Potensi laut berkurang, ancam ekonomi nelayan

31 Desember 2021 21:40 WIB
Potensi laut berkurang, ancam ekonomi nelayan
Seorang nelayan asal Pulau Barrang Caddi Ansar memperlihatkan hasil tangkapan ikannya yang dinilai semakin menurun dari tahun ke tahun di Makassar, Sulsel. ANTARA/Nur Suhra Wardyah
Kekayaan laut dengan ribuan biota di dalamnya mulai berbeda dari tahun ke tahun. Potensi laut yang menjadi tumpuan manusia dalam memenuhi kebutuhan pangan untuk kebutuhan tubuh tidak lagi menunjukkan keberpihakan.

Sejumlah nelayan di pulau-pulau Makassar, Sulawesi Selatan mulai merasakan perubahan potensi laut.
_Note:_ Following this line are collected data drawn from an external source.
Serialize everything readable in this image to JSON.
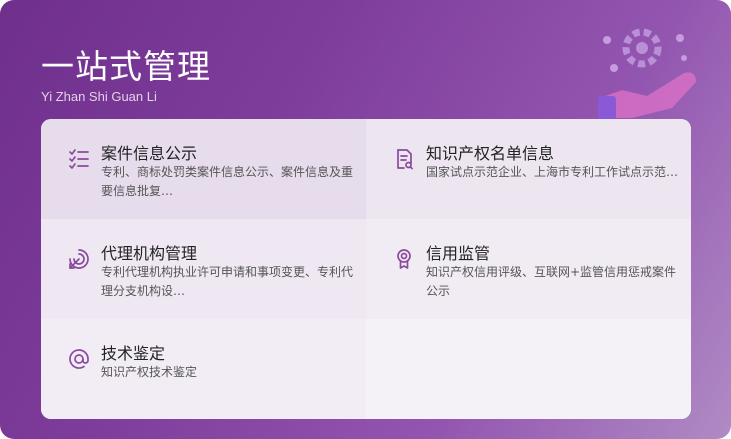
{
  "header": {
    "title": "一站式管理",
    "subtitle": "Yi Zhan Shi Guan Li"
  },
  "colors": {
    "accent": "#7a3e96",
    "icon": "#8a4a9e",
    "gradient_start": "#6f2f8c",
    "gradient_end": "#b08bc4"
  },
  "items": [
    {
      "title": "案件信息公示",
      "desc": "专利、商标处罚类案件信息公示、案件信息及重要信息批复…",
      "icon": "checklist-icon"
    },
    {
      "title": "知识产权名单信息",
      "desc": "国家试点示范企业、上海市专利工作试点示范…",
      "icon": "document-icon"
    },
    {
      "title": "代理机构管理",
      "desc": "专利代理机构执业许可申请和事项变更、专利代理分支机构设…",
      "icon": "target-arrow-icon"
    },
    {
      "title": "信用监管",
      "desc": "知识产权信用评级、互联网+监管信用惩戒案件公示",
      "icon": "badge-icon"
    },
    {
      "title": "技术鉴定",
      "desc": "知识产权技术鉴定",
      "icon": "at-icon"
    }
  ]
}
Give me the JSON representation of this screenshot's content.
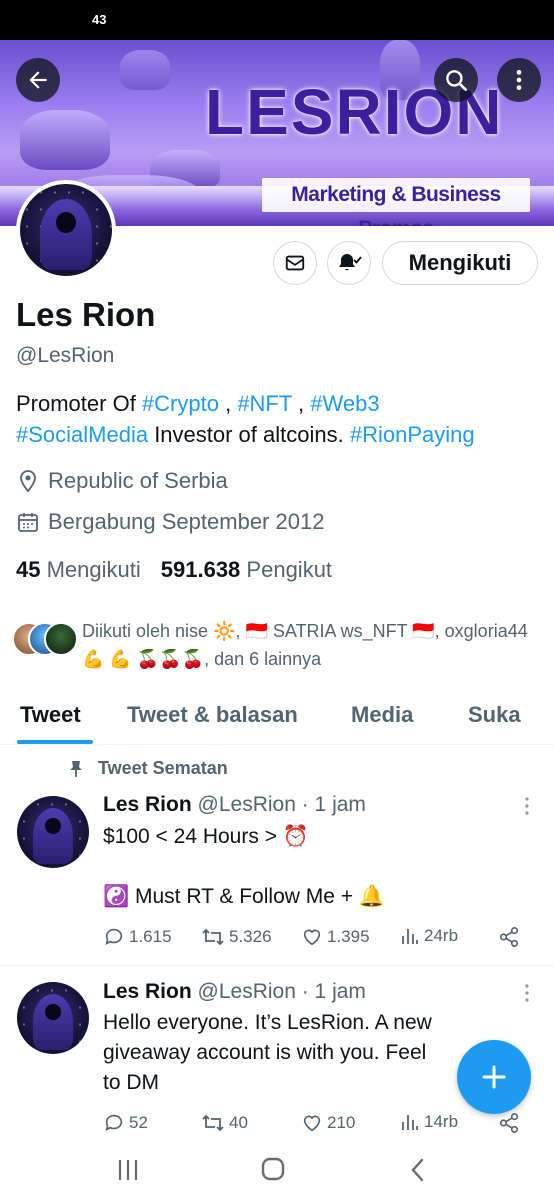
{
  "status_bar": {
    "time": "43"
  },
  "banner": {
    "title": "LESRION",
    "subtitle": "Marketing & Business Promos"
  },
  "profile_actions": {
    "follow_label": "Mengikuti"
  },
  "profile": {
    "name": "Les Rion",
    "handle": "@LesRion",
    "bio": {
      "t1": "Promoter Of ",
      "h1": "#Crypto",
      "t2": " , ",
      "h2": "#NFT",
      "t3": " , ",
      "h3": "#Web3",
      "h4": "#SocialMedia",
      "t4": " Investor of altcoins. ",
      "h5": "#RionPaying"
    },
    "location": "Republic of Serbia",
    "joined": "Bergabung September 2012",
    "following_count": "45",
    "following_label": "Mengikuti",
    "followers_count": "591.638",
    "followers_label": "Pengikut",
    "followed_by": "Diikuti oleh nise 🔆, 🇮🇩 SATRIA ws_NFT 🇮🇩, oxgloria44💪 💪 🍒🍒🍒, dan 6 lainnya"
  },
  "tabs": [
    {
      "label": "Tweet"
    },
    {
      "label": "Tweet & balasan"
    },
    {
      "label": "Media"
    },
    {
      "label": "Suka"
    }
  ],
  "pinned_label": "Tweet Sematan",
  "tweets": [
    {
      "name": "Les Rion",
      "meta": "@LesRion · 1 jam",
      "line1": "$100 < 24 Hours > ⏰",
      "line2": "☯️ Must RT & Follow Me + 🔔",
      "replies": "1.615",
      "retweets": "5.326",
      "likes": "1.395",
      "views": "24rb"
    },
    {
      "name": "Les Rion",
      "meta": "@LesRion · 1 jam",
      "line1": "Hello everyone.  It’s  LesRion.  A new",
      "line2": "giveaway account is with you.  Feel",
      "line3": "to DM",
      "replies": "52",
      "retweets": "40",
      "likes": "210",
      "views": "14rb"
    }
  ],
  "colors": {
    "accent": "#1d9bf0",
    "text": "#0f1419",
    "muted": "#536471"
  }
}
Penghasilan para nelayan kian berkurang karena hasil tangkapan ikan pun kian minim sehingga dipastikan hal tersebut menjadi ancaman bagi perekonomian mereka.

Khususnya bagi nelayan kecil yang tersebar di berbagai gugusan pulau Indonesia, termasuk pada perairan Makassar, Sulawesi Selatan. Salah satunya ialah nelayan asal Pulau Barrang Caddi, Kecamatan Sangkarrang Makassar bernama Ansar.

Ansar mengemukakan bahwa penghasilan dari laut semakin hari semakin menurun dibanding tahun-tahun sebelumnya. Menurutnya, ada pergeseran atau perubahan yang terjadi di area dirinya mengadu nasib.

Di area tangkapnya, air laut kerap kali terlihat keruh dan dampaknya, nelayan tidak bisa fokus, utamanya dengan sistem tangkap. Sebab ini dipastikan berpengaruh terhadap jarak pandang ikan yang terbatas karena air laut keruh.

Bagi Ansar, kondisi air laut saat ini dinilai tidak lagi jernih seperti sebelumnya. Dugaannya ada penambangan pasir yang melakukan pengerukan menjadi penyebab rendahnya hasil tangkapan warga pulau di Makassar.

“Satu hari bersih lalu sehari kemudian keruh lagi di tengah laut. Jadi bagaimana bisa nelayan fokus melihat karena air di laut tidak bagus,” katanya.

Pendapatan yang fluktuatif menjadi lumrah di kalangan nelayan, tetapi perbedaan hasil tangkap nelayan di pulau itu turun drastis. Kadang hanya bisa menangkap lima ekor, bahkan malah kosong sama sekali.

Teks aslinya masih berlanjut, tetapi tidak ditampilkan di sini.